Source: www.lexpressiondz.com
Confirmant la stratégie de relance du secteur du textile et de la tannerie, le groupe public Textiles et Cuirs «Getex» a réalisé «un chiffre d’affaires de 14 milliards de DA en 2022, soit une hausse de 40% par rapport à 2021, et devrait atteindre 20 milliards de DA en 2023», a indiqué, mardi, le communiqué du ministère de l’Industrie, au terme de la réunion d’évaluation présidée par le ministre Ahmed Zeghdar.
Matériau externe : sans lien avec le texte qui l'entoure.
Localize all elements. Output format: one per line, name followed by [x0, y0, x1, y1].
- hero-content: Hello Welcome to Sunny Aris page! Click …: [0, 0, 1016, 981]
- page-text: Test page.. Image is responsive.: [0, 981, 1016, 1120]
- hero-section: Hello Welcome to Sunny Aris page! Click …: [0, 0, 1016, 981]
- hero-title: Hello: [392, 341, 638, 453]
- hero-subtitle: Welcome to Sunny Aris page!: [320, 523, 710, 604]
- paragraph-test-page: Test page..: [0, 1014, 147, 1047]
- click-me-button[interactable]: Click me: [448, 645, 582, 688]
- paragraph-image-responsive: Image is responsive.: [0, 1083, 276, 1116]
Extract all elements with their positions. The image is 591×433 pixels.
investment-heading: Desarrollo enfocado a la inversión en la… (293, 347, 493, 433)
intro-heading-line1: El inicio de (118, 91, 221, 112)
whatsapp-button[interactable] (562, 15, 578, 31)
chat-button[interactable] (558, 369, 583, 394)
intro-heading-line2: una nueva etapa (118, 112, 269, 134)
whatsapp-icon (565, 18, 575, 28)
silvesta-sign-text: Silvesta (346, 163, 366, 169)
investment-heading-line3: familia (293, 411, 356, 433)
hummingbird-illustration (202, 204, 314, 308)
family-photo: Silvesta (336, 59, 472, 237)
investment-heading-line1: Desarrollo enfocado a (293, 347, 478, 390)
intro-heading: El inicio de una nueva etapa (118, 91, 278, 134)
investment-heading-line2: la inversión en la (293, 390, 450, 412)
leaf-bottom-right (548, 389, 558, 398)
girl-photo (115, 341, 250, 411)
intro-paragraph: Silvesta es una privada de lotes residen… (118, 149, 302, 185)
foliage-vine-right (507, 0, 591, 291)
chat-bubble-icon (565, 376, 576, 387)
Il faut dire que la tenue de plusieurs assises dédiées au secteur, et la création de deux clusters, résulte d’un travail de fond basé sur le dialogue et la concertation, mais également sur l’importance du bilan établi par les services du ministère, pour évaluer l’ampleur des retards et des déficits, et mettre en valeur les capacités des groupes industriels à rebondir. Une approche qui commence à donner ses fruits, dans la mesure où les résultats inscrits par le groupe Getex sont un indicateur fort, qui véhicule l’importance et la détermination des pouvoirs publics à ériger ces activités en réelle force de frappe économique, dans la région et sur les marchés internationaux. D’autre part, de telles réalisations ne manqueront pas d’avoir des impacts positifs sur la réduction du volume des importations et sur l’importance de répondre aux besoins du marché local. Au-delà de ces priorités, se profilent les prémices d’une nouvelle dynamique qui vient confirmer le sursaut de l’économie nationale. Cela étant, la valorisation de ces résultats demeure étroitement tributaire de la régularité de ces actions, pour éradiquer toutes les niches de dysfonctionnement et de retards. Dans ce sillage, il a, cette fois, évoqué, lors de cette réunion, les problèmes et les obstacles
qui pèsent sur les résultats du groupe, dont «l’endettement, l’arrêt technique récurrent en raison de l’interruption de l’approvisionnement des matières premières dans les marchés étrangers, le manque de main-d’oeuvre qualifiée dans le domaine de la conception à la lumière de la forte concurrence sur les produits importés que connaît ce domaine, sans omettre les répercussions de la Covid-19». À cela s’ajoute un autre défi de taille, celui de la qualité et du rendement. Des axes incontournables qui renseigneront sur le taux de développement de ces filières, et sur la valeur de la performance qui sera engendrée. C’est précisément à travers ces principes de suivi, que l’accompagnement de l’État, pour relancer le secteur du textile et des cuirs, prendra toute sa mesure. D’où l’importance de ces réunions d’évaluation, qui recentrent les efforts et les actions sur la nécessité de diriger le secteur vers «l’amélioration du modèle de gouvernance, la coordination avec les laboratoires et les centres de recherches, la valorisation des actifs inexploités, la relance des entreprises en suspens, la restructuration des établissements souffrant de sérieux problèmes, la mise en place d’un système d’information et l’accélération de la numérisation». À ce titre, Zeghdar a insisté sur «l’importance d’être au diapason des développements et des mutations en matière de textile et de tannerie tout en améliorant la compétitivité des produits sur le plan qualité/prix et la productivité à travers l’augmentation du rythme de production et l’exploitation optimale des capacités productives outre la maîtrise des coûts de production».